Eu posso elaborar uma, duas, mil respostas para isso, mas a verdade é que respondo essa pergunta mesmo a cada vez que crio. O Meu corpo ainda quente, por exemplo, é um experimento, uma resposta criativa para as questões: como incorporar o feminismo no texto para além do tema, palavras-chave, conceitos? Além do texto criado, no que isso transformaria a própria criação, o processo, a bruxaria?

Já comentei com vocês que tentei escrever de outras maneiras, mas o Meu corpo ainda quente se impôs também como método, me disse: de outro jeito você não vai conseguir escrever. Faz algumas semanas, durante um dos encontros do grupo de estudos @ahistoriaeoutra, entendi que era essa a resposta das minhas perguntas e que ela chegou rápido, muito rápido, eu apenas não a havia enxergado.

Primeiro eu vivi esse processo, depois fui entendê-lo – ou apenas: narrá-lo.
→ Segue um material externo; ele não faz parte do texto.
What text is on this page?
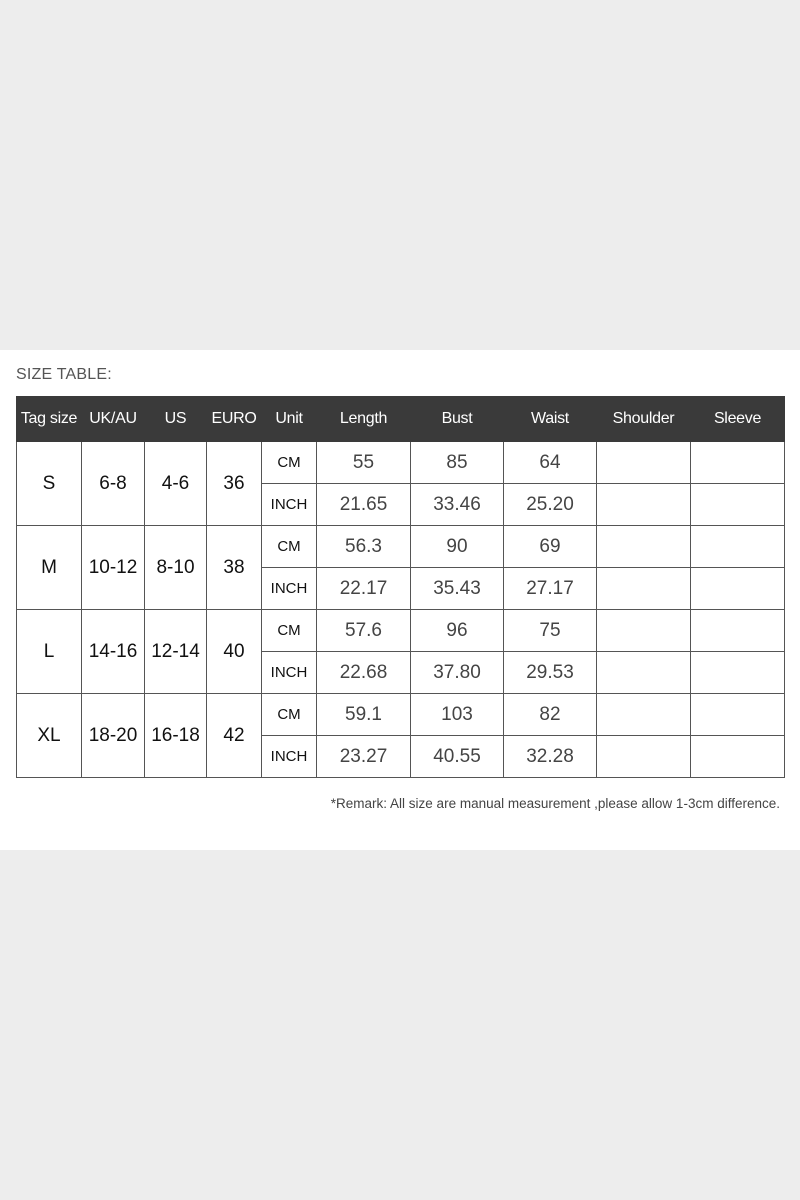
SIZE TABLE:
Tag size	UK/AU	US	EURO	Unit	Length	Bust	Waist	Shoulder	Sleeve
S	6-8	4-6	36	CM	55	85	64		
				INCH	21.65	33.46	25.20		
M	10-12	8-10	38	CM	56.3	90	69		
				INCH	22.17	35.43	27.17		
L	14-16	12-14	40	CM	57.6	96	75		
				INCH	22.68	37.80	29.53		
XL	18-20	16-18	42	CM	59.1	103	82		
				INCH	23.27	40.55	32.28		
*Remark: All size are manual measurement ,please allow 1-3cm difference.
Contando sobre ele eu entendi que sua base, no corpo, era o equilíbrio yin/yang, cérebro direito/cérebro esquerdo, ativo/receptivo, sem o qual minha escrita simplesmente travava, mas não porque qualquer escrita travaria, mas sim toda escrita inspirada, porque a inspiração necessita de uma integração corpo/mente/espírito para encontrar caminho no corpo e acontecer.

E esse equilíbrio é dificultado pela própria cultura, vivi isso no meu corpo atravessado de histórias e crenças patriarcais que cercam nossas possibilidades de criar e de viver (em especial de experimentar viver e criar como um só movimento), valorizando o que é associado* ao masculino – a ação, a técnica, a escrita mental – e rindo do que é associado ao feminino – ao transformar a receptividade (fundamento da empatia) em passividade, a energia erótica da inspiração em “esperar a sorte de ser atingida por um raio”, a escrita corpórea em “escrita emocional demais”.


Na mitologia geral sobre criação e, portanto, em nossa cultura brasileira contemporânea pseudoocidental, o controle – arte mental das trevas - é valorizado em detrimento da intuição. Assim temos, em nosso inconsciente coletivo, histórias e conceitos que nos reforçam quando optamos por incentivar a dominação interna do yin pelo yang. Por outro lado, nos sentimos levemente loucas quando dentro de nós se expressa essa capacidade psicofísica humana instintiva básica chamada intuição.

Já reparou que mesmo quando temos certeza da capacidade de nossa intuição, sempre que a tocamos nos sentimos loucas? É porque a sensação de loucura é um vocabulário do corpo avisando que você está saindo da zona de conceitos culturalmente aceitos. Eu precisei mudar o significado desse vocábulo do corpo para poder criar com ele, ao invés de vê-lo como um limite. Isso se mostrou fundamental na escrita do Meu corpo ainda quente, que acontece todo na fronteira com esse Outro Lugar de possibilidades criativas, intuitivas, eróticas do Corpo.


Foi preciso, para criar uma experiência, um manifesto poético, e não apenas um manifesto, criar-me outra no mundo – o que nesse texto andei chamando de método.


*Ser humano é ter essas duas energias / bandas do cérebro. Viver apenas uma delas é limitar as possibilidades sobre o que é ser humano em muitos níveis.